I began my current job shortly after the new year, and up until now, the weather has been cold enough that I can go braless and it won't matter one bit because during the winter months I layer myself with about two-thousand shirts, cardigans, jackets, and coats. I could have been wearing these every day and no one would have noticed. The weather is warming, however, and with summer comes a dilemma: continue doing as I have been and not wear a bra, thinness of my blouse or whatever be damned, or wear one out of "respect" for my very important job?
Part of my hesitation here is that I am not at all convinced that the HR director or whoever wouldn't pull me aside and ask me to cease and desist with this braless scheme because how could I expose myself like that?, in so many words. I just don't think I could handle the humiliation; it's bad enough to already be blamed, along with all of the other womyn in my office, for "distracting" dude employees with our unbridled sexuality and wild tresses and heaving bosoms and whatnot [NB: I don't really have any of these things, which makes it even more confusing].

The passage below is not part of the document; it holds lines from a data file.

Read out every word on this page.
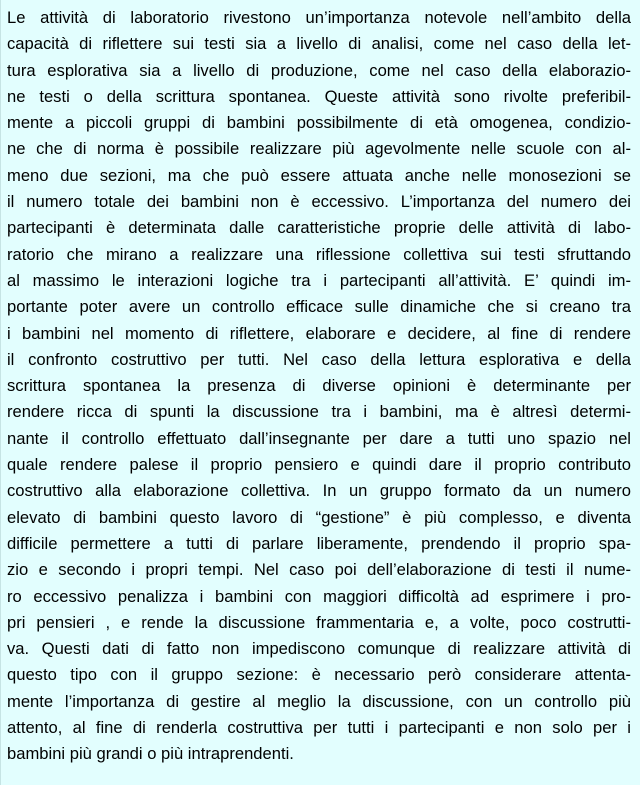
Le attività di laboratorio rivestono un’importanza notevole nell’ambito della
capacità di riflettere sui testi sia a livello di analisi, come nel caso della let-
tura esplorativa sia a livello di produzione, come nel caso della elaborazio-
ne testi o della scrittura spontanea. Queste attività sono rivolte preferibil-
mente a piccoli gruppi di bambini possibilmente di età omogenea, condizio-
ne che di norma è possibile realizzare più agevolmente nelle scuole con al-
meno due sezioni, ma che può essere attuata anche nelle monosezioni se
il numero totale dei bambini non è eccessivo. L’importanza del numero dei
partecipanti è determinata dalle caratteristiche proprie delle attività di labo-
ratorio che mirano a realizzare una riflessione collettiva sui testi sfruttando
al massimo le interazioni logiche tra i partecipanti all’attività. E’ quindi im-
portante poter avere un controllo efficace sulle dinamiche che si creano tra
i bambini nel momento di riflettere, elaborare e decidere, al fine di rendere
il confronto costruttivo per tutti. Nel caso della lettura esplorativa e della
scrittura spontanea la presenza di diverse opinioni è determinante per
rendere ricca di spunti la discussione tra i bambini, ma è altresì determi-
nante il controllo effettuato dall’insegnante per dare a tutti uno spazio nel
quale rendere palese il proprio pensiero e quindi dare il proprio contributo
costruttivo alla elaborazione collettiva. In un gruppo formato da un numero
elevato di bambini questo lavoro di “gestione” è più complesso, e diventa
difficile permettere a tutti di parlare liberamente, prendendo il proprio spa-
zio e secondo i propri tempi. Nel caso poi dell’elaborazione di testi il nume-
ro eccessivo penalizza i bambini con maggiori difficoltà ad esprimere i pro-
pri pensieri , e rende la discussione frammentaria e, a volte, poco costrutti-
va. Questi dati di fatto non impediscono comunque di realizzare attività di
questo tipo con il gruppo sezione: è necessario però considerare attenta-
mente l’importanza di gestire al meglio la discussione, con un controllo più
attento, al fine di renderla costruttiva per tutti i partecipanti e non solo per i
bambini più grandi o più intraprendenti.
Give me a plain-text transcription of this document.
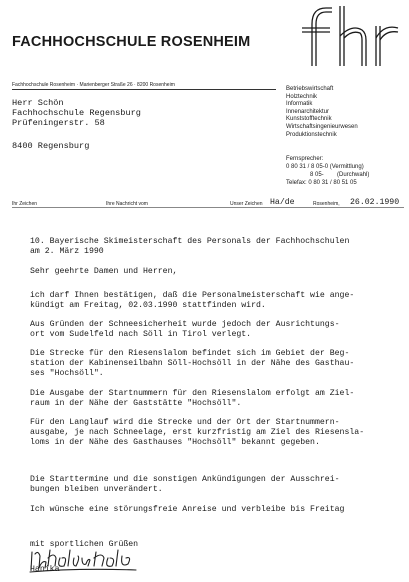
FACHHOCHSCHULE ROSENHEIM
Fachhochschule Rosenheim · Marienberger Straße 26 · 8200 Rosenheim
Herr Schön
Fachhochschule Regensburg
Prüfeningerstr. 58
8400 Regensburg
Betriebswirtschaft
Holztechnik
Informatik
Innenarchitektur
Kunststofftechnik
Wirtschaftsingenieurwesen
Produktionstechnik
Fernsprecher:
0 80 31 / 8 05-0 (Vermittlung)
8 05-        (Durchwahl)
Telefax: 0 80 31 / 80 51 05
Ihr Zeichen	Ihre Nachricht vom	Unser Zeichen Ha/de	Rosenheim, 26.02.1990
10. Bayerische Skimeisterschaft des Personals der Fachhochschulen
am 2. März 1990
Sehr geehrte Damen und Herren,
ich darf Ihnen bestätigen, daß die Personalmeisterschaft wie ange-
kündigt am Freitag, 02.03.1990 stattfinden wird.
Aus Gründen der Schneesicherheit wurde jedoch der Ausrichtungs-
ort vom Sudelfeld nach Söll in Tirol verlegt.
Die Strecke für den Riesenslalom befindet sich im Gebiet der Beg-
station der Kabinenseilbahn Söll-Hochsöll in der Nähe des Gasthau-
ses "Hochsöll".
Die Ausgabe der Startnummern für den Riesenslalom erfolgt am Ziel-
raum in der Nähe der Gaststätte "Hochsöll".
Für den Langlauf wird die Strecke und der Ort der Startnummern-
ausgabe, je nach Schneelage, erst kurzfristig am Ziel des Riesensla-
loms in der Nähe des Gasthauses "Hochsöll" bekannt gegeben.
Die Starttermine und die sonstigen Ankündigungen der Ausschrei-
bungen bleiben unverändert.
Ich wünsche eine störungsfreie Anreise und verbleibe bis Freitag
mit sportlichen Grüßen
Hanika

Whenever a man explains to me (slowly and carefully, of course, with careful attention to enunciation rather than any input the vaginas in the room may have) that feminine hotness is distracting and must contained by those of us radiating it, I wonder why no one ever asked me about what I thought was sexily distracting. Is no one concerned that the dudes who look like chicks aren't covered up? Is no one bothered by me being titillated by broad-shouldered men or short-haired ladies? Why aren't dudes asked to change their clothing in any way, for the good of the office, of course? Does my boner not matter? I've come to the conclusion that, of course, that's it not about boners and never was. It's about control.
Which is why I'm still at my personal impasse. To bra or not? It would be funny if I just went without one and no one noticed or cared, but it would be significantly less humorous if I did and got noticed/chastised/reprimanded/asking to cover it up, for the sake of the children. I don't know what to do. What do you think?